O julgamento que pode definir o futuro da ação penal contra o candidato ao Senado Marcelo Crivella (Republicanos), no caso conhecido como “QG da Propina”, terminou empatado em 3 a 3 no Tribunal Regional Eleitoral do Rio de Janeiro (TRE-RJ) nesta quinta-feira (13). O presidente da Corte, desembargador Cláudio de Mello Tavares, pediu vista dos autos antes de apresentar o voto de desempate.
O empate foi formado após o desembargador Paulo Cesar Salomão Filho acompanhar a divergência aberta por Guilherme Calmon e seguida por Sylvia Hausen, pela ratificação do recebimento da denúncia contra Crivella. Com isso, ficaram três votos pelo prosseguimento da ação penal e três pela rejeição da denúncia.
Votaram pela rejeição do recebimento da denúncia a relatora, desembargadora Manoela Dourado, além dos desembargadores Fernando Cerqueira e Bruno Bodart.
Último desembargador a votar defendeu prosseguimento da ação contra Crivella
O voto de Paulo Salomão era aguardado desde a sessão de 23 de julho, quando ele havia pedido vista do processo. Nesta quinta, o desembargador afirmou que acompanhava integralmente o voto da relatora nas questões preliminares, mas divergia dela quanto à existência de justa causa para o prosseguimento da ação penal contra Marcelo Crivella.
Para Salomão, a análise nesta fase é apenas de admissibilidade da acusação e não representa um julgamento definitivo sobre culpa ou inocência. Segundo ele, não é necessário, neste momento, comprovar de forma cabal os crimes atribuídos a Crivella, mas verificar se existem elementos indiciários suficientes para justificar o aprofundamento da apuração durante a instrução processual.
“A etapa processual em que ora nos encontramos é a de ratificação do recebimento da denúncia e não da prolação de decisão de mérito de sentença”, afirmou.
E segundo ele, “a denúncia não se escora de forma isolada na palavra dos colaboradores”, mas é acompanhada por outros elementos de corroboração.

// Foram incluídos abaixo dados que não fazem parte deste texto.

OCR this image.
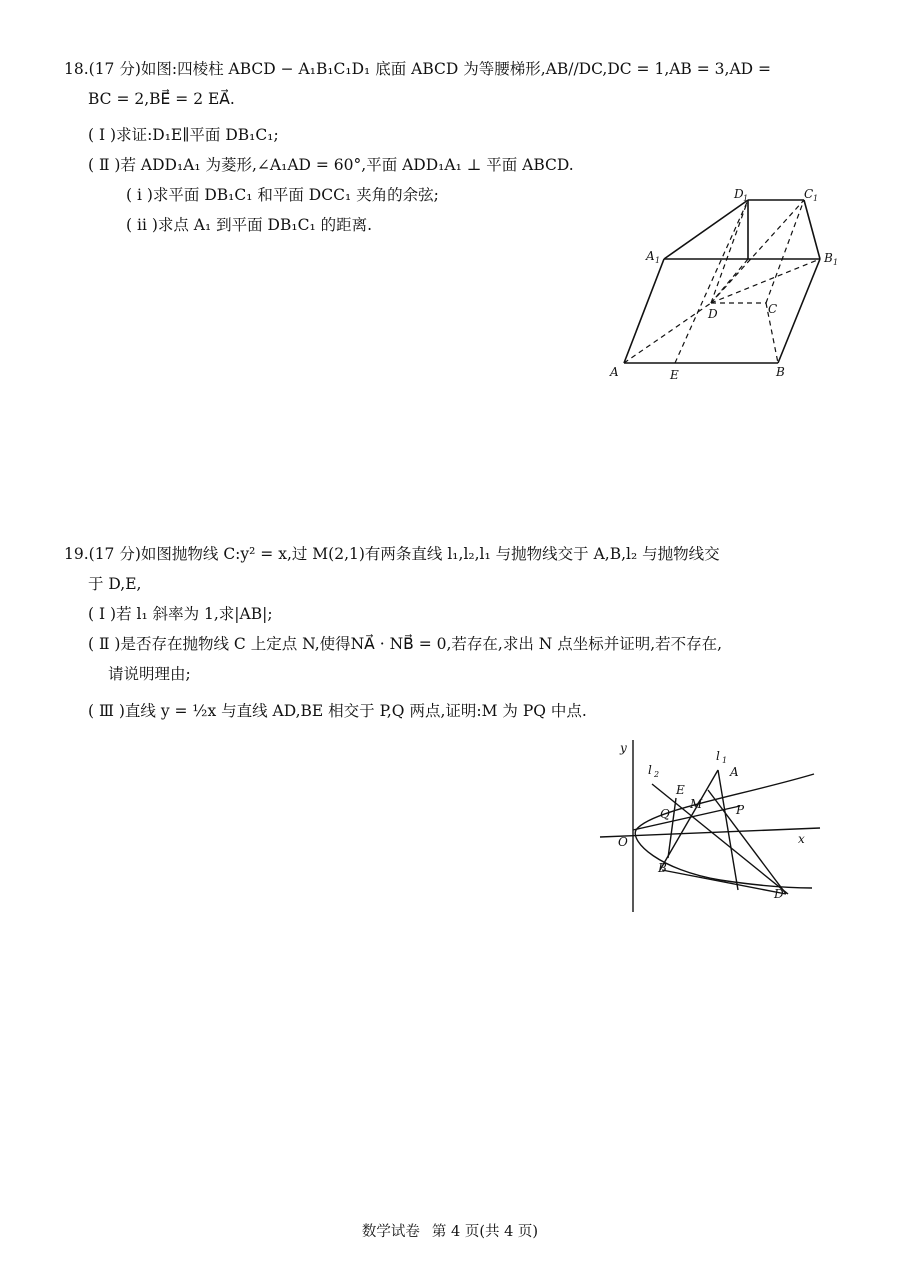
18.(17 分)如图:四棱柱 ABCD − A₁B₁C₁D₁ 底面 ABCD 为等腰梯形,AB//DC,DC = 1,AB = 3,AD =
BC = 2,BE⃗ = 2 EA⃗.
( Ⅰ )求证:D₁E∥平面 DB₁C₁;
( Ⅱ )若 ADD₁A₁ 为菱形,∠A₁AD = 60°,平面 ADD₁A₁ ⊥ 平面 ABCD.
( ⅰ )求平面 DB₁C₁ 和平面 DCC₁ 夹角的余弦;
( ⅱ )求点 A₁ 到平面 DB₁C₁ 的距离.
D 1	C 1
A 1	B 1
D	C
A	E	B
19.(17 分)如图抛物线 C:y² = x,过 M(2,1)有两条直线 l₁,l₂,l₁ 与抛物线交于 A,B,l₂ 与抛物线交
于 D,E,
( Ⅰ )若 l₁ 斜率为 1,求|AB|;
( Ⅱ )是否存在抛物线 C 上定点 N,使得NA⃗ · NB⃗ = 0,若存在,求出 N 点坐标并证明,若不存在,
请说明理由;
( Ⅲ )直线 y = ½x 与直线 AD,BE 相交于 P,Q 两点,证明:M 为 PQ 中点.
y
x
O
l 1
l 2	A
E
M	P
Q
B
D
数学试卷 第 4 页(共 4 页)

Entre as provas citadas pelo desembargador estão mensagens extraídas de aparelhos celulares apreendidos durante a investigação, relatórios de inteligência financeira do Conselho de Controle de Atividades Financeiras (Coaf), registros de pagamentos no sistema Fincon, depoimentos de servidores e ex-servidores municipais, cheques emitidos por empresas prestadoras de serviços ao município e documentos relacionados aos atos administrativos investigados.
Para Salomão, esse conjunto de elementos forma uma base indiciária que, nesta fase do processo, é suficiente para justificar o prosseguimento da ação penal e permitir que as acusações sejam examinadas com maior profundidade durante a instrução.
Defesa tentou suspender julgamento até depois da eleição e pediu para o processo tramitar em segredo de Justiça
Antes da retomada do julgamento, a defesa de Marcelo Crivella apresentou uma petição pedindo a suspensão da análise até 4 de outubro, data do primeiro turno das eleições de 2026. O argumento apresentado foi o de evitar que o resultado do julgamento pudesse influenciar positiva ou negativamente os eleitores durante a disputa eleitoral.
A defesa também pediu que o processo passasse a tramitar em segredo de Justiça para evitar exposição midiática do resultado e solicitou que as publicações fossem feitas em nome de todos os advogados constituídos.
O plenário rejeitou ambos os primeiros pedidos. Segundo a decisão lida durante a sessão, o processo já estava em fase de exame da denúncia e do foro por prerrogativa de função e, além disso, a publicidade dos julgamentos é a regra prevista na Constituição.
O colegiado acolheu apenas um pedido relacionado à publicação dos atos em nome de todos os advogados regularmente constituídos.
Julgamento esbarra no período eleitoral
O novo pedido de vista ocorre às vésperas do início do período eleitoral, marcado para este domingo (16), e enquanto Crivella já é candidato ao Senado pelo Republicanos.
O julgamento do “QG da Propina” pode definir o futuro do ex-prefeito do Rio, já que o processo foi considerado pelo ministro André Mendonça, do TSE, ao suspender os efeitos de uma condenação que havia tornado Crivella inelegível. Na ocasião, Mendonça destacou que havia dois votos no TRE-RJ pela rejeição da denúncia.
Agora, o cenário mudou. O placar passou de 2 a 0 para 3 a 3, com o voto de Paulo Salomão pelo recebimento da denúncia. A definição sobre o prosseguimento da ação contra Marcelo Crivella depende, portanto, do voto do presidente Cláudio de Mello Tavares, que pediu vista dos autos.